Quand les actionnaires de Chevron, sixième plus grande pétrolière au monde, votent, à plus de 60 %, pour une proposition lui demandant de réduire ses émissions de carbone , engendrées par l’utilisation de ses produits, on est en droit de se dire qu’il se passe quelque chose! En effet, rares sont les interventions d’actionnaires lors des assemblées annuelles, encore plus en ce qui a trait à une action qui ne vise pas l’accroissement du bénéfice. Chevron n’est pas la seule pétrolière à s’être fait taper sur les doigts dans les dernières semaines, Exxon Mobil (Esso) a récemment reçu la même demande de ses actionnaires et Shell s’est vue ordonnée de réduire ses émissions de GES de 45 % d’ici 2030 par un tribunal néerlandais.

Une vague de fonds

Ces événements, reliés à l’investissement responsable, confirment des changements concrets dans la manière de faire des affaires. Plus près de nous, ces transformations viennent influencer le financement offert aux entreprises permettant, entre autres, aux gouvernements d’atteindre leurs cibles associées à la contribution des entreprises au développement durable.

1.      Les fonds dédiés aux pratiques d’affaires écoresponsables

Dans les dernières années, on a pu observer une multiplication des offres de financement dédiées à des projets d’adoption de pratiques d’affaires écoresponsables et de technologies propres. On n’a qu’à penser aux initiatives telles que le Fonds Écoleader, Compétivert, Prime-Vert, le Fonds économie circulaire, ÉcoPerformance et Technoclimat. Le réseau d’agents du Fonds Écoleader a notamment le mandat de faire la promotion ces différents programmes d’aides financières auprès des entreprises québécoises.

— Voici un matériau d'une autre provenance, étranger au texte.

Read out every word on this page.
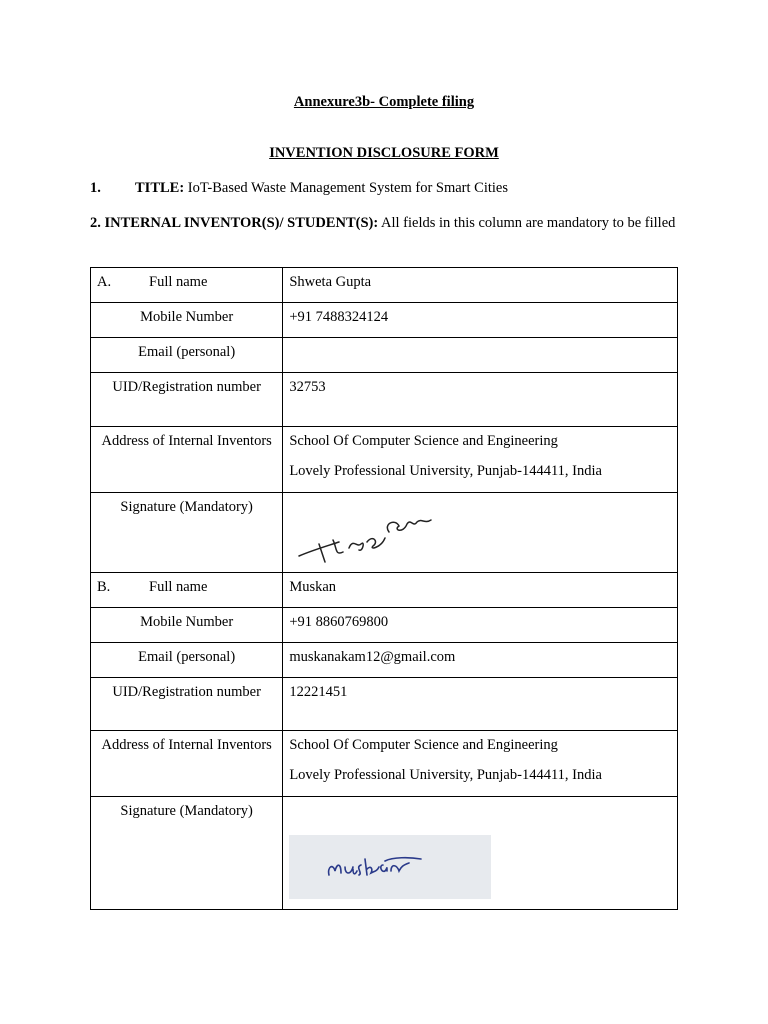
Annexure3b- Complete filing
INVENTION DISCLOSURE FORM
1. TITLE: IoT-Based Waste Management System for Smart Cities
2. INTERNAL INVENTOR(S)/ STUDENT(S): All fields in this column are mandatory to be filled
A. Full name	Shweta Gupta
Mobile Number	+91 7488324124
Email (personal)	
UID/Registration number	32753
Address of Internal Inventors	School Of Computer Science and Engineering
Lovely Professional University, Punjab-144411, India

Signature (Mandatory)	

B. Full name	Muskan
Mobile Number	+91 8860769800
Email (personal)	muskanakam12@gmail.com
UID/Registration number	12221451
Address of Internal Inventors	School Of Computer Science and Engineering
Lovely Professional University, Punjab-144411, India

Signature (Mandatory)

2.      Les fonds généraux qui prennent en considération les pratiques d’affaires écoresponsables

Au-delà des financements directs aux projets de développement durable, les institutions et programmes de financement ont commencé à reconnaître les efforts des entreprises en la matière. Pour ces bailleurs de fonds, l’intention, les initiatives ou la performance en développement durable d’une entreprise sont des éléments pris en compte dans l’évaluation globale des demandes de financement. Cette pratique prend de plus en plus d’ampleur. La preuve, Investissement Québec s’est engagé, en mars dernier, à intégrer des critères de développement durable dans toutes ses interventions financières, par l’application d’une nouvelle politique d’investissement responsable et de finance durable, au plus tard le 1er avril 2022.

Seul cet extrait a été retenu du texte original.